Update |

Meet Our Advocates: Dr. Rathika Nimalendran

What are your gender pronouns?
She/her/hers

Where are you from?
My parents are from Sri Lanka, but I grew up in sunny Florida. Although my family is from a tropical island, Florida was too hot for me. After years of living in the frigid Northeast, I am happily settled in the temperate and beautiful state of North Carolina.

What’s your specialty or area of expertise?
I am a family medicine physician and love working in rural and underserved areas. I am currently training to provide abortions and hope to continue this work throughout my career.

What first inspired you to become a doctor?
I’ve wanted to be a doctor since I was a child. I remember hearing my mom talk about mammograms and menopause and thinking I wanted to help women and keep them healthy. I found a passion for family medicine in medical school and loved the idea of caring for everyone from babies to grandfathers, often within the same family. I have always been compelled to provide abortion care. I believe in a woman’s right to choose what is best for her, and I provide abortions to help women who have made the choice to safely terminate a pregnancy.

What story about one of your patients most sticks with you?
***
Trigger warning: This story discusses domestic abuse
***
Every day I am awed and inspired by my patients. One story that sticks with me most is of a patient who came for an abortion with bruises on her body from being beaten by her partner. She and her children were trying to escape from domestic abuse, and her partner had threatened to kill her if she had an abortion. She had spent all of her money paying for her abortion while literally fearing for her life trying to escape her abuser. I was grateful I could provide her an abortion, but I felt helpless in how to help her social situation. The price of health care should not be at the expense of food, housing, and safety.

What current policy issue especially motivates you to be an advocate?
My parents were immigrants and I am saddened by the xenophobic rhetoric of our current administration.

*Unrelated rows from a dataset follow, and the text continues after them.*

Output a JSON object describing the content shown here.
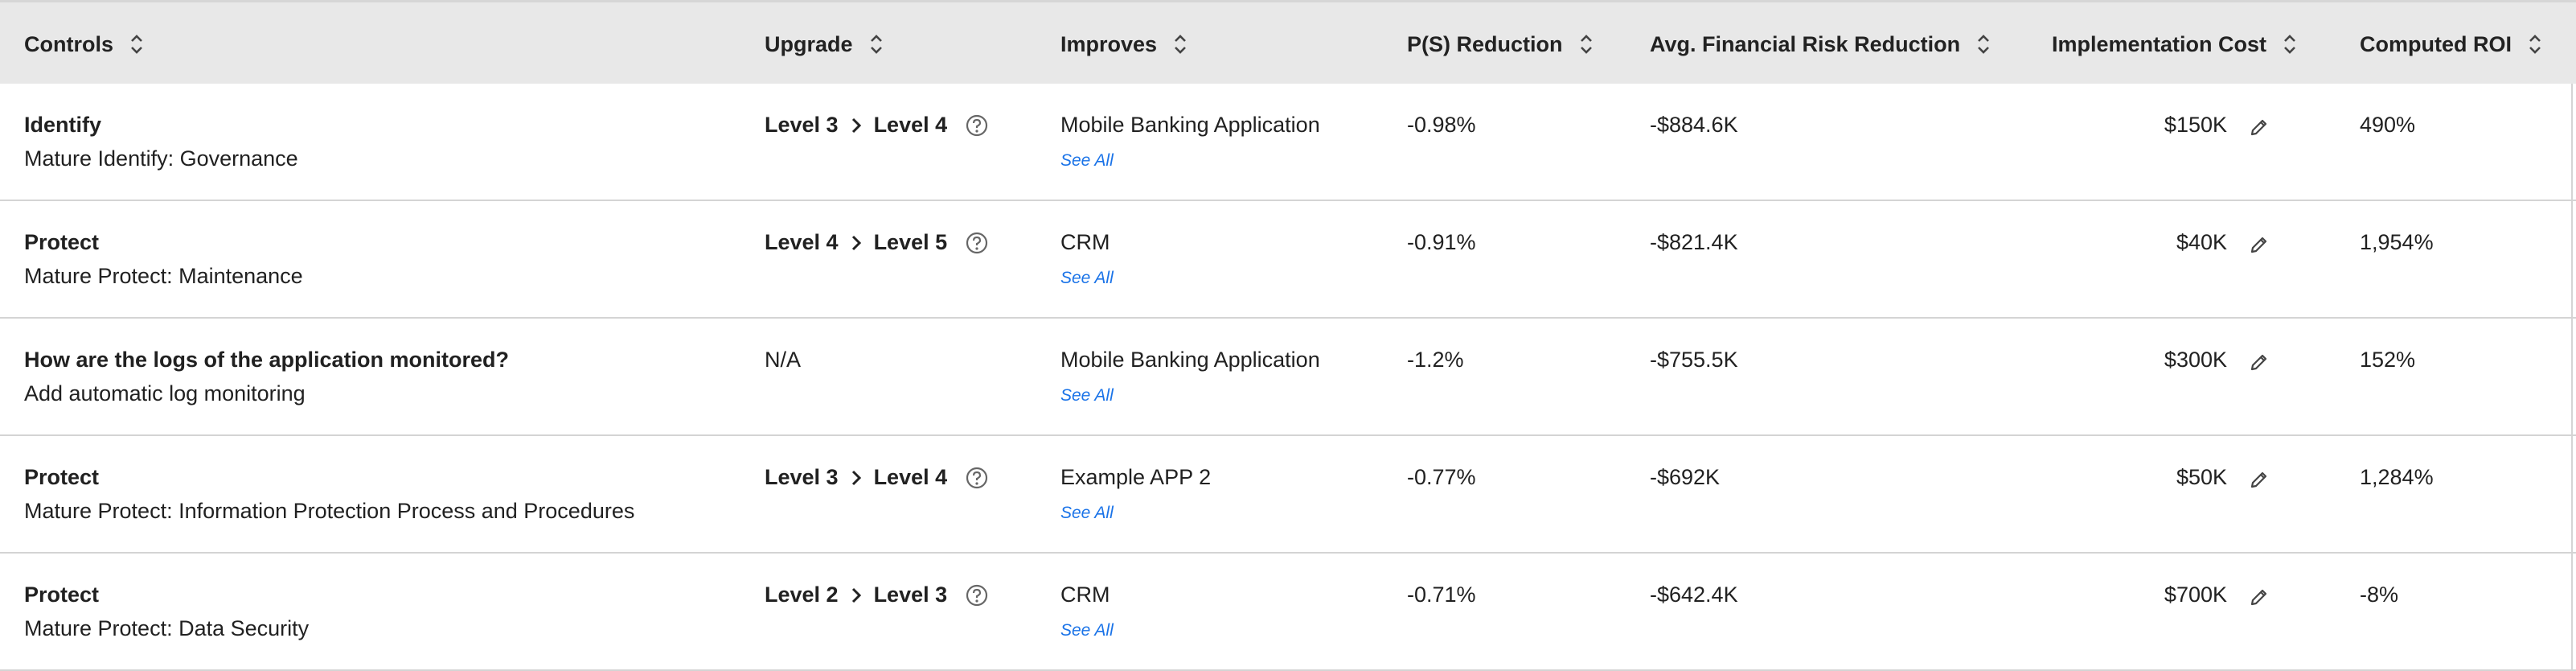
{
  "columns": [
    {
      "label": "Controls"
    },
    {
      "label": "Upgrade"
    },
    {
      "label": "Improves"
    },
    {
      "label": "P(S) Reduction"
    },
    {
      "label": "Avg. Financial Risk Reduction"
    },
    {
      "label": "Implementation Cost"
    },
    {
      "label": "Computed ROI"
    }
  ],
  "rows": [
    {
      "title": "Identify",
      "subtitle": "Mature Identify: Governance",
      "from": "Level 3",
      "to": "Level 4",
      "na": "",
      "improves": "Mobile Banking Application",
      "see_all": "See All",
      "ps_reduction": "-0.98%",
      "fin_reduction": "-$884.6K",
      "cost": "$150K",
      "roi": "490%"
    },
    {
      "title": "Protect",
      "subtitle": "Mature Protect: Maintenance",
      "from": "Level 4",
      "to": "Level 5",
      "na": "",
      "improves": "CRM",
      "see_all": "See All",
      "ps_reduction": "-0.91%",
      "fin_reduction": "-$821.4K",
      "cost": "$40K",
      "roi": "1,954%"
    },
    {
      "title": "How are the logs of the application monitored?",
      "subtitle": "Add automatic log monitoring",
      "from": "",
      "to": "",
      "na": "N/A",
      "improves": "Mobile Banking Application",
      "see_all": "See All",
      "ps_reduction": "-1.2%",
      "fin_reduction": "-$755.5K",
      "cost": "$300K",
      "roi": "152%"
    },
    {
      "title": "Protect",
      "subtitle": "Mature Protect: Information Protection Process and Procedures",
      "from": "Level 3",
      "to": "Level 4",
      "na": "",
      "improves": "Example APP 2",
      "see_all": "See All",
      "ps_reduction": "-0.77%",
      "fin_reduction": "-$692K",
      "cost": "$50K",
      "roi": "1,284%"
    },
    {
      "title": "Protect",
      "subtitle": "Mature Protect: Data Security",
      "from": "Level 2",
      "to": "Level 3",
      "na": "",
      "improves": "CRM",
      "see_all": "See All",
      "ps_reduction": "-0.71%",
      "fin_reduction": "-$642.4K",
      "cost": "$700K",
      "roi": "-8%"
    }
  ],
  "icons": {
    "sort": "sort-icon",
    "chevron": "chevron-right-icon",
    "help": "help-circle-icon",
    "edit": "pencil-icon"
  },
  "colors": {
    "header_bg": "#e8e8e8",
    "link": "#1a73e8",
    "divider": "#d4d4d4"
  }
}
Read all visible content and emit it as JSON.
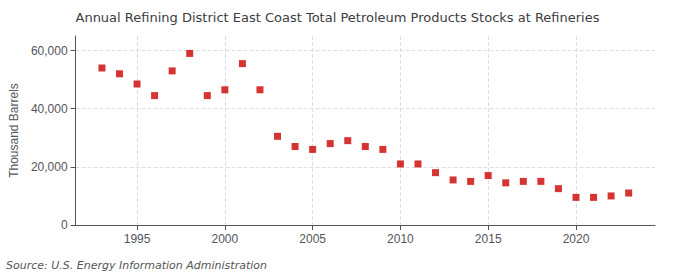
{
  "chart_data": {
    "type": "scatter",
    "title": "Annual Refining District East Coast Total Petroleum Products Stocks at Refineries",
    "ylabel": "Thousand Barrels",
    "source": "Source: U.S. Energy Information Administration",
    "x": [
      1993,
      1994,
      1995,
      1996,
      1997,
      1998,
      1999,
      2000,
      2001,
      2002,
      2003,
      2004,
      2005,
      2006,
      2007,
      2008,
      2009,
      2010,
      2011,
      2012,
      2013,
      2014,
      2015,
      2016,
      2017,
      2018,
      2019,
      2020,
      2021,
      2022,
      2023
    ],
    "values": [
      54000,
      52000,
      48500,
      44500,
      53000,
      59000,
      44500,
      46500,
      55500,
      46500,
      30500,
      27000,
      26000,
      28000,
      29000,
      27000,
      26000,
      21000,
      21000,
      18000,
      15500,
      15000,
      17000,
      14500,
      15000,
      15000,
      12500,
      9500,
      9500,
      10000,
      11000
    ],
    "color": "#CC0000",
    "marker": "square",
    "xlim": [
      1991.5,
      2024.5
    ],
    "xticks": [
      1995,
      2000,
      2005,
      2010,
      2015,
      2020
    ],
    "ylim": [
      0,
      65000
    ],
    "yticks": [
      0,
      {
        "value": 20000,
        "label": "20,000"
      },
      {
        "value": 40000,
        "label": "40,000"
      },
      {
        "value": 60000,
        "label": "60,000"
      }
    ],
    "grid": true
  }
}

In my clinical practice, I frequently see the harms of this stringent and misguided immigration policy. Families are torn apart and health and human rights suffer. The policies of this administration targeting immigrants living in America is truly the antithesis of what it means to be an American.

Who is your social justice hero?
My social justice hero is one of my mother’s best friends. Her name is Sunila Abeysekera. Among other great work, she fought for women’s and gender rights in Sri Lanka. She was often targeted by the government for her amazing work in the tense and militant political climate plagued by a decades-long civil war. She spoke out when it was dangerous to speak out. The world lost a brilliant voice for human rights when she passed away at age 61 in 2013.

Our Meet Our Advocates series showcases the talents and passion of one of our doctors and finds out, in their own words, what inspires them to be physician-advocates. Rathika Nimalendran, MD is in our current Leadership Training Academy class. Dr. Nimalendran practices family medicine in North Carolina.